New York Times statistician and Five Thirty Eight blogger Nate Silver has bet MSNBC pundit and host of "Morning Joe," Joe Scarborough $1,000 that his statistical model holds true and that President Barack Obama wins re-election. According to Atlantic Monthly's Atlantic Wire blog, Silver posted the challenge to his Twitter account on Wednesday after Scarborough spent the morning broadcast attempting to savage Silver's credibility.
"If you think it's a toss-up, let's bet. If Obama wins, you donate $1,000 to the American Red Cross. If Romney wins, I do. Deal?" Silver tweeted.
He was responding to remarks Scarborough made on Monday calling the race a dead heat and impugning Silver's objectivity.
"Anybody that thinks that this race is anything but a toss-up right now is such an ideologue," Scarborough said, "They should be kept away from typewriters, computers, laptops, and microphones for the next ten days, because they're jokes."
The former Republican congressman was joining in on a full court press in recent weeks by the right to discredit Silver and paint him as a fraud. The first, and arguably most absurd, came from UnskewedPolls.com's Dean Chambers, a new darling of the Republican feedback loop set, who attacked not just Silver's math, but his very physicality.
"Nate Silver is a man of very small stature, a thin and effeminate man with a soft-sounding voice that sounds almost exactly like the ‘Mr. New Castrati’ voice used by Rush Limbaugh on his program,” Chambers wrote, in remarks that interestingly resemble Richard Wagner's anti-Semitic criticisms of Felix Mendelssohn, wherein he deemed Mendelssohn's music to be "effeminate" and "vague," as well as "flabby and colorless" and, having been produced by a Jew, "outside the pale of German art-life."
The Chambers hit piece was followed by a Politico article that posed the question, "Nate Silver: One term celebrity?" and conjectured that the pollster has staked his reputation on an election whose outcome is far less likely than his models allow to swing toward the president.

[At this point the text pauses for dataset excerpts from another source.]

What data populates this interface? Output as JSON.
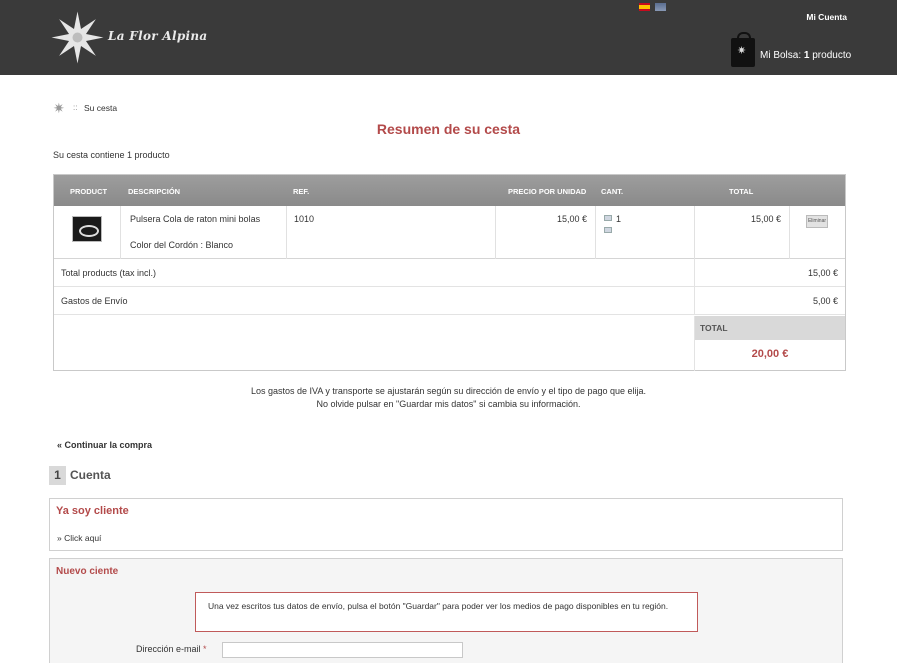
{
  "header": {
    "logo_text": "La Flor Alpina",
    "account_link": "Mi Cuenta",
    "bag_label": "Mi Bolsa:",
    "bag_count": "1",
    "bag_unit": "producto"
  },
  "breadcrumb": {
    "sep": "::",
    "current": "Su cesta"
  },
  "page_title": "Resumen de su cesta",
  "cart_count_text": "Su cesta contiene 1 producto",
  "table": {
    "headers": {
      "product": "PRODUCT",
      "description": "DESCRIPCIÓN",
      "ref": "REF.",
      "unit_price": "PRECIO POR UNIDAD",
      "qty": "CANT.",
      "total": "TOTAL"
    },
    "rows": [
      {
        "name": "Pulsera Cola de raton mini bolas",
        "attribute": "Color del Cordón : Blanco",
        "ref": "1010",
        "unit_price": "15,00 €",
        "qty": "1",
        "total": "15,00 €",
        "delete_label": "Eliminar"
      }
    ]
  },
  "summary": {
    "products_label": "Total products (tax incl.)",
    "products_value": "15,00 €",
    "shipping_label": "Gastos de Envío",
    "shipping_value": "5,00 €",
    "total_label": "TOTAL",
    "total_value": "20,00 €"
  },
  "notice": {
    "line1": "Los gastos de IVA y transporte se ajustarán según su dirección de envío y el tipo de pago que elija.",
    "line2": "No olvide pulsar en \"Guardar mis datos\" si cambia su información."
  },
  "continue_link": "« Continuar la compra",
  "step": {
    "number": "1",
    "title": "Cuenta"
  },
  "existing_client": {
    "title": "Ya soy cliente",
    "link": "» Click aquí"
  },
  "new_client": {
    "title": "Nuevo ciente",
    "warning": "Una vez escritos tus datos de envío, pulsa el botón \"Guardar\" para poder ver los medios de pago disponibles en tu región.",
    "email_label": "Dirección e-mail",
    "required_mark": "*",
    "email_value": ""
  }
}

Silver's offense against the right is his analytical model's dogged refusal to submit to the Romney campaign's spin on poll results. Since spring of this year, Obama has held on to a small but persistent lead in Silver's reckoning of poll data.
Currently Five Thirty Eight is stating that the president's odds of winning the election are 79 percent while Romney's are at 21 percent. Silver correctly predicted the outcome of the 2008 election months ahead of time and was correct in his electoral college predictions for 49 of the 50 states.